An affiliate of the Qilin ransomware utilized a zero-day vulnerability in Check Point's VPN for a month prior to the availability of a fix.

      TL;DR Check Point has fixed a critical zero-day vulnerability in its VPN products (CVE-2026-50751) that has been exploited since May 7 by a Qilin ransomware affiliate targeting numerous organizations.

      Check Point has identified and patched a significant zero-day vulnerability in its Remote Access VPN and Mobile Access offerings that was exploited by a Qilin ransomware associate for nearly a month before a remedial solution was provided. The vulnerability, designated as CVE-2026-50751 with a CVSS score of 9.3, enables unauthenticated attackers to circumvent password authentication completely and initiate a VPN session by taking advantage of a logic error in certificate validation.

      This flaw impacts VPN setups utilizing IKEv1, an outdated key exchange protocol that Check Point still accommodates for older remote access clients.
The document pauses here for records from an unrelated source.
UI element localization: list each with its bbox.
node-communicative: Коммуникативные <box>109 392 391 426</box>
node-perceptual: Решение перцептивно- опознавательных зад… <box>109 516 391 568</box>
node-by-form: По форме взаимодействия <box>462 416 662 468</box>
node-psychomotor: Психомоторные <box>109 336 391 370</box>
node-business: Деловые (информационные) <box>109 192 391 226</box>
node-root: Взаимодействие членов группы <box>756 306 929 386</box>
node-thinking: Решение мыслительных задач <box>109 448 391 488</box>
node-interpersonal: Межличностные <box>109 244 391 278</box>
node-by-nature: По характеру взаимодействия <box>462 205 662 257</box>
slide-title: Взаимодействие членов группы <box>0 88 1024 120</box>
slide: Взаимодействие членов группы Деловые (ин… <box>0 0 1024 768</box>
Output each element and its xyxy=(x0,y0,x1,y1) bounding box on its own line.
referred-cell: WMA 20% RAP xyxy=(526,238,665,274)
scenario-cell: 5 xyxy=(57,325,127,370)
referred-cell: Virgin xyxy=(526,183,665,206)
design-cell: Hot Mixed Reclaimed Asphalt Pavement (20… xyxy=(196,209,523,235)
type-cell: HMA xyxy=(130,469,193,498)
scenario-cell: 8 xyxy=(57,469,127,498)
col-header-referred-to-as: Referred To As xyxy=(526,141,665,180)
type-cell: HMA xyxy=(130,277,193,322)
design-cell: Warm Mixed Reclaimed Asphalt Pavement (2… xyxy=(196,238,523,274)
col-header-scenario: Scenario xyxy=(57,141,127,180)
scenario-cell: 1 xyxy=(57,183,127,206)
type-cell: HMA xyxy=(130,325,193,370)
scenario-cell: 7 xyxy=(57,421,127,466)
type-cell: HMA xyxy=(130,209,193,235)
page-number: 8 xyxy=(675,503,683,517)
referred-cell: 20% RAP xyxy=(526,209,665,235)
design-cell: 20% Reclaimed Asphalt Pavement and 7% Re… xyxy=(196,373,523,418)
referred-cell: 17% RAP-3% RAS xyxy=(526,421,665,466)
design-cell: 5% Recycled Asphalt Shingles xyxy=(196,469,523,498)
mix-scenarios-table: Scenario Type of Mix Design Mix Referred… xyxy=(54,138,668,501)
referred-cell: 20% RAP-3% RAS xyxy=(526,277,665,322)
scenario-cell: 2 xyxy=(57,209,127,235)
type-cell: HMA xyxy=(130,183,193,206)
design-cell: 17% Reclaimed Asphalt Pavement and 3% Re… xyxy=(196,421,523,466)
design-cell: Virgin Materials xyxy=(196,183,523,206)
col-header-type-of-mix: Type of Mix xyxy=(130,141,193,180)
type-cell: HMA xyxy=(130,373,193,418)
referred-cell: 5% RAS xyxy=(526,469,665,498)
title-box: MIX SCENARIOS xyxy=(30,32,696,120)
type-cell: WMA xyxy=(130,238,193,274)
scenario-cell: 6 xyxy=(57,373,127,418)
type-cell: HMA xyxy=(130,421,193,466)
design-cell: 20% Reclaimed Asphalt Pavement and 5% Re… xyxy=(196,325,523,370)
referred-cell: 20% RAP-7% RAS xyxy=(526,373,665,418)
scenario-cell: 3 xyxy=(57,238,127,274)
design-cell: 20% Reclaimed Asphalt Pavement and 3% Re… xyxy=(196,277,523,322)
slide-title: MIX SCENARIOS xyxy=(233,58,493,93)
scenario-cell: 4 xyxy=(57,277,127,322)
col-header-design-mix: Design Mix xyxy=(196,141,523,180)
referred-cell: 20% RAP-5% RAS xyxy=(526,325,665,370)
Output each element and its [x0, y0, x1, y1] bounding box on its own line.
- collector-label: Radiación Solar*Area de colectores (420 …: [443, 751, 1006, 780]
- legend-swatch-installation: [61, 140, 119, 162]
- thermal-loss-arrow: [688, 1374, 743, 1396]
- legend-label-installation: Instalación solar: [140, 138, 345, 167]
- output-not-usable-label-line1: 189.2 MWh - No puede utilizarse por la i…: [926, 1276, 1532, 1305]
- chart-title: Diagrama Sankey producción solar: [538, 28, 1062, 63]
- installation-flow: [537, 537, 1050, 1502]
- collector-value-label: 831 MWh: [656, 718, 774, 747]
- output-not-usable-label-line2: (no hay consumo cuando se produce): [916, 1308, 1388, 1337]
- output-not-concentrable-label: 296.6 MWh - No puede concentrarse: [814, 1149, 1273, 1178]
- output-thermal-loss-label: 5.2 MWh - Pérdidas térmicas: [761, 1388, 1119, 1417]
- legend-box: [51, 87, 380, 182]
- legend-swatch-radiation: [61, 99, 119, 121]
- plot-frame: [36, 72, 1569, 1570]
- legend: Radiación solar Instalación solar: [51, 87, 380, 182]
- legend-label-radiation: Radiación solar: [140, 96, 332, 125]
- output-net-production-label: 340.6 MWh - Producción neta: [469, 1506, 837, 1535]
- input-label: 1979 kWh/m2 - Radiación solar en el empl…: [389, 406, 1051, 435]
In a security advisory released on Sunday, the company mentioned that suspicious activity was first detected on June 4, although confirmed exploitation began on May 7. The frequency of such attacks has significantly increased this month.

      Check Point reported that the impact is limited to “a few dozen targeted organizations worldwide.” In at least one incident, the subsequent activity was connected to a Qilin ransomware affiliate, a financially driven group that has increasingly turned to corporate VPN systems as a favored entry point. The company noted that the attackers seem to exploit vulnerabilities in VPN products from various vendors, including Palo Alto Networks, Fortinet, and F5.

      "We believe that this adversarial infrastructure is taking advantage of other VPN-related vulnerabilities such as those disclosed by Palo Alto, Fortinet, and F5," Check Point stated. The firm also observed signs that the actor might utilize the Tox protocol for communication, a tactic often linked to ransomware operators. The attackers employed virtual private servers located in the same country as their targets to carry out the intrusions, subsequently trying to download malicious ELF files from infrastructure controlled by the actors.

      These revelations align with a broader trend of zero-day exploitation that has gained momentum in 2026. Google's Threat Intelligence Group reported last month how both criminal and state-sponsored entities are increasingly leveraging previously unknown vulnerabilities, with VPN appliances and network edge devices consistently among the most targeted categories. Firewalls, VPNs, and other edge devices generally do not offer adequate telemetry to detect or prevent these attacks, creating what researchers describe as a significant visibility gap across the industry.

      To successfully exploit CVE-2026-50751, four conditions must be met at the same time: Remote Access VPN or Mobile Access must be enabled, IKEv1 must be active for remote access, the gateway must support legacy remote access clients, and it must not require a machine certificate for connections. Check Point indicated that additional post-authentication actions are necessary to access internal resources or elevate privileges, meaning a VPN session alone does not provide complete network access.

      The products affected include Security Gateways across various firmware versions, from R82.10 to end-of-support releases R81, R81.10, and R80.40, along with Spark firewalls on R80.20.X, R81.10.X, and R82.00.X. Since Spark is Check Point’s product line for small and medium-sized enterprises, the vulnerability also impacts organizations with fewer resources to promptly implement patches.

      In its investigation, Check Point also discovered a second vulnerability, CVE-2026-50752, with a CVSS score of 7.4, which could facilitate a man-in-the-middle attack on site-to-site VPN connections utilizing the same outdated IKEv1 protocol. There is currently no indication that CVE-2026-50752 has been exploited in the wild. Both vulnerabilities have been addressed in the hotfixes released by Check Point along with the disclosure.

      The Qilin ransomware group, also referred to as Agenda, has been one of the more active financially motivated threat actors in 2026. A Ctrl-Alt-Intel report released last month documented how the group systematically exploited corporate VPN systems, particularly those from WatchGuard and Fortinet, for initial access, deploying the Sliver command-and-control framework before ultimately distributing ransomware binaries targeting Linux, ESXi, and Nutanix environments. The Check Point zero-day appears to be the latest addition to their tactics.